The issue with implicit none
not being the default is not “a minor bug in some one’s ear”. There has been tremendous cost associated with it, countless hours of valuable time of scientists and engineers, etc. have been lost due to the issues that arise when the statement is inadvertently omitted.
Please see this thread: For whom Fortran? For what? - #20 by FortranFan
And note the several group situations where Fortran gets practiced. Again and again, the matters with Fortran come down to “For whom Fortran”? The deterrence implied by @macneacail 's comment - one that goes beyond a silence to not support the suggestion I linked upthread - is most unfortunate, it tries to influence based on certain groups e.g., (3) involving one-person or small team in certain domain (say academia) above others, say, group (2) and (4) where a default implicit none
will be highly valuable.
I have taken great care to suggest something that is really low, low cost but which has great benefits whilst providing backwards compatibility to most codebases. For example,
- those who like
implicit none
in every program-unit / module can continue doing so - no impact to them - those who like
implicit integer(..), ..
statements of the yore can continue using them - no impact to them either.

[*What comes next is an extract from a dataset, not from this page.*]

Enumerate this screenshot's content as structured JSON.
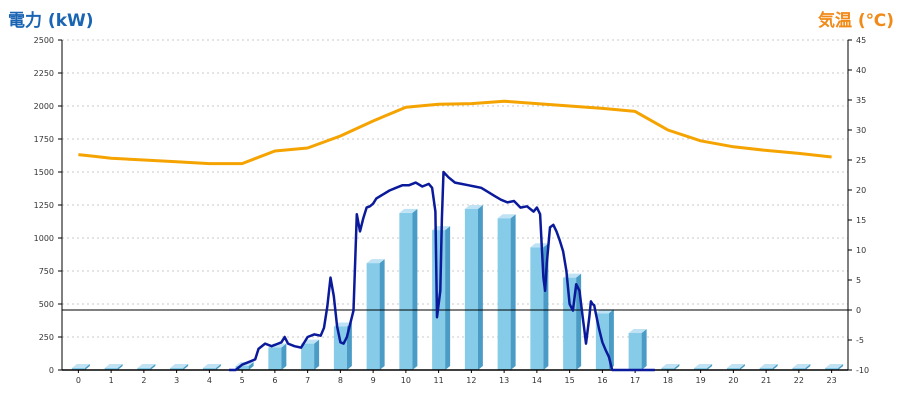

Comments by the likes of @macneacail such as “We have more important Fortran problems to solve” - as though the mere suggestion to make implicit none
the default somehow prevents others from solving other problems in Fortran is so pretentious and distorted and which then overlooks the broader picture and the needs with the bigger tent approach are more reflective of the crabs-in-a-barrel
syndrome that appears to afflict Fortran acutely which then feeds somewhat into the kinds of blogs in the original post.